What Happened at COP28? 4 Outcomes from the UN Climate Conference

From a newfound focus on the links between food systems and climate change to a historic agreement to move away from fossil fuels, the COP28 climate conference brought major news to the global fight against poverty.

Two farmers in India stand in a field. Part of a blog post on COP28 outcomes.

From November 30 to December 13, more than 80,000 delegates, activists, business leaders, and others gathered in Dubai for the United Nations Climate Change Conference. What happened at COP 28? And what does it mean for smallholder farmers, entrepreneurs, and other community members who are vulnerable to the impacts of climate change? Here are four key COP28 outcomes. 

4 Key COP28 Outcomes

1. Linking Agriculture, Food, and Climate Change

Food systems contribute about one-third of greenhouse gas emissions and are also increasingly vulnerable to the impacts of climate change. However, past climate conferences have often overlooked the vital sector. 
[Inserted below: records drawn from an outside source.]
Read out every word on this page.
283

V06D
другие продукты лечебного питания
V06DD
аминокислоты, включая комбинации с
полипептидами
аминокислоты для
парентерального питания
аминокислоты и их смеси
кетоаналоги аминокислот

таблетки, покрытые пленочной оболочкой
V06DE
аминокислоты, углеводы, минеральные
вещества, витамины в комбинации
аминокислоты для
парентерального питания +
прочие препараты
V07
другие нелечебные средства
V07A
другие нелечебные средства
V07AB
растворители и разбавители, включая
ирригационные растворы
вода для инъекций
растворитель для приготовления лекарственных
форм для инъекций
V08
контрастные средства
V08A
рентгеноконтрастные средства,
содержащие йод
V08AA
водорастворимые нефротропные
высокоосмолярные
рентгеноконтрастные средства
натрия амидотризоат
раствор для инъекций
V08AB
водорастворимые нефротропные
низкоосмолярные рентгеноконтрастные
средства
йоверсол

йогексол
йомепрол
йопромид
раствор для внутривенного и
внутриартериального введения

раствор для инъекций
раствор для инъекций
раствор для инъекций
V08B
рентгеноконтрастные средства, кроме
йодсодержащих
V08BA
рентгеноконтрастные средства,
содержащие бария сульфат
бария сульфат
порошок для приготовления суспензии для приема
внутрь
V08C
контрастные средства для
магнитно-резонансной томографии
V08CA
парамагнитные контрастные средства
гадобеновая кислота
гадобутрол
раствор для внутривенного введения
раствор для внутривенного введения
That changed at COP28. More than 150 countries signed on to the UAE Declaration on Sustainable Agriculture, Resilient Food Systems, and Climate Action. The declaration lays out the critical role that investments in food and agriculture have in fulfilling the Paris Agreement and commits countries to supporting farmers and others who are vulnerable to the impacts of climate change.

It is crucial that the words in the declaration translate into action on the ground. During COP28, for example, TechnoServe leaders shared how adopting regenerative farming practices like stumping coffee trees can help the world produce more agricultural products without increasing carbon emissions or using more natural resources. 

A coffee farmer in Honduras inspects his trees. Part of a blog post on COP28 outcomes.
Coffee farmers in the MAS+ program in Honduras.

2. A Transition Away from Fossil Fuels

The burning of fossil fuels is a leading source of carbon in our atmosphere, and their continued use is one of the principal obstacles to combating the climate crisis.

In a landmark agreement at COP28, the final deal included language committing countries to “transition away from fossil fuels in energy systems.” The language is included in the Global Stocktake, the official mechanism by which progress on the Paris Agreement is measured.

Nevertheless, activists and others have warned that this language is not strong enough to spur the renewable energy transition that the planet needs.

3. A New Fund for Loss and Damage

Already, hundreds of millions of people–primarily in the Global South–are seeing their lives and livelihoods impacted by the effects of climate change. In recent years, for example, TechnoServe clients have faced historic floods in Nigeria, punishing drought in India, and repeated hurricanes in Puerto Rico

Climate-linked disasters like these threaten to push more people around the globe into poverty. Against this backdrop, negotiators struck a deal last year at the COP27 conference in Sharm El Sheikh, Egypt, to create a loss and damage fund to assist vulnerable countries impacted by extreme climate events. But no decision was made about how the fund would be financed or administered. 

This year, there has been greater progress toward making the loss and damage fund a reality. Negotiators agreed to house the fund at the World Bank on at least an interim basis. Meanwhile, governments from around the globe have pledged the first $700 million for the fund.

Important work remains, however. First, the fund needs more and larger contributions, as the $700 million committed so far covers less than 1% of the projected need. Second, the fund’s administrators must ensure that the resources effectively reach smallholder farmers, coastal communities, and others on the frontlines of climate change.

A woman in India harvests eggplant.

4. The Role of the Private Sector in Climate Change Solutions

While most of the headlines focused on negotiations between government representatives, much of the action at COP28 was driven by the private sector. Leading global companies pledged billions of dollars of investment in sustainable sourcing and regenerative agriculture across their supply chains. Meanwhile, the world’s leading dairy companies launched a global platform to reduce methane emissions in their operations.

Speaking at the Agri-Food Systems Summit at COP28, TechnoServe CEO William Warshauer said, “Business has moved on. It is not about if [they make their supply chains more sustainable], it’s all about how. They’ve committed publicly to their climate targets, which they cannot meet–they can’t come close to meeting–unless they revamp their agricultural supply chains. So there’s investment coming in. There’s a great focus on this, and there are reasons to be optimistic.” 

Already, we have seen these kinds of investments create positive impacts for farmers and the planet. Earlier this year, TechnoServe drew from its experience to publish a white paper about how food companies can spark a regenerative transformation in their supply chains.